The problem, I suppose, is imagining that such a thing as the author exists, or that this “news” was produced by an author for actual human beings. An author who was writing words and sentences with the intention of telling a story for human beings might, for example, have noticed that as changed the order of Mike Rogoway’s sentences to de-emphasize the existence of worker power and its ability to force a change in management decisions, that the story no longer was a story and no longer made much sense. But something other than that—something other than a writer writing sentences with the intention of conveying new to other human beings—was happening here, I think. The Chronicle wrote this story because other people had written this story, and with the nimble journalistic instincts of a chatgpt, it said “oh I will also write that.”

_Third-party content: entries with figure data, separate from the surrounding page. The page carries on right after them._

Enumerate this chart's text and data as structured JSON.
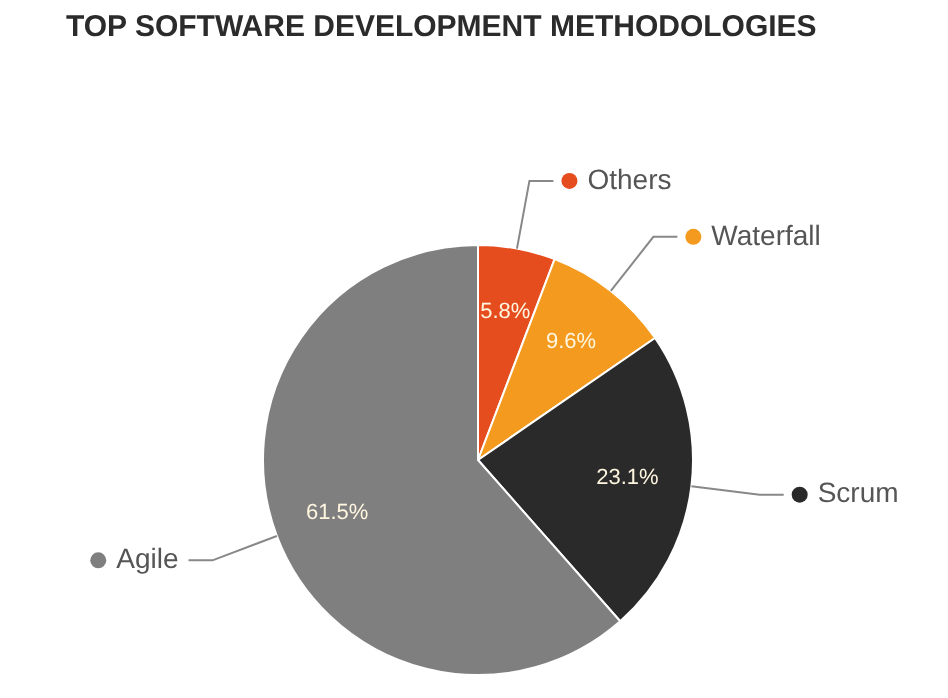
{
  "chart_data": {
    "type": "pie",
    "title": "TOP SOFTWARE DEVELOPMENT METHODOLOGIES",
    "categories": [
      "Others",
      "Waterfall",
      "Scrum",
      "Agile"
    ],
    "values": [
      5.8,
      9.6,
      23.1,
      61.5
    ],
    "colors": [
      "#e64d1e",
      "#f39a1f",
      "#2a2a2a",
      "#7f7f7f"
    ],
    "value_labels": [
      "5.8%",
      "9.6%",
      "23.1%",
      "61.5%"
    ],
    "legend": "right"
  }
}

A day after the Oregonian story on Nov 7th, Business Insider reported on the Oregonian’s reporting, noting that “Representatives for Intel did not respond to a request for comment from Business Insider,” but adding a bit more context on Intel’s current woes. No jokes, but the next day, you could see a glimmer of a wink in Tom’s Hardware’s Nov 8th reporting on the reporting (“Fresh fruits remain out of reach in the breakroom, though.”). By Nov 9th, it has become a “Brew-haha” for The Register and on the 11th, CTech opens by noting that “The jokes about Intel’s decision to cut — and then reinstate — free coffee and tea at its offices aren’t expected to disappear anytime soon.” Today, Palki Sharma at First Post sarcastically referenced Intel’s “brilliant idea,” and noted that Intel’s “benevolence has become an internet joke.” Only the San Francisco Chronicle seems to be talking about the story as if it’s news, and not a meme. Perhaps the actually funny thing is that the Chronicle ran the story simply to strip the joke back out of it.
(At press time, Aidin Vaziri had declined to comment on whether or not he was doing satire.)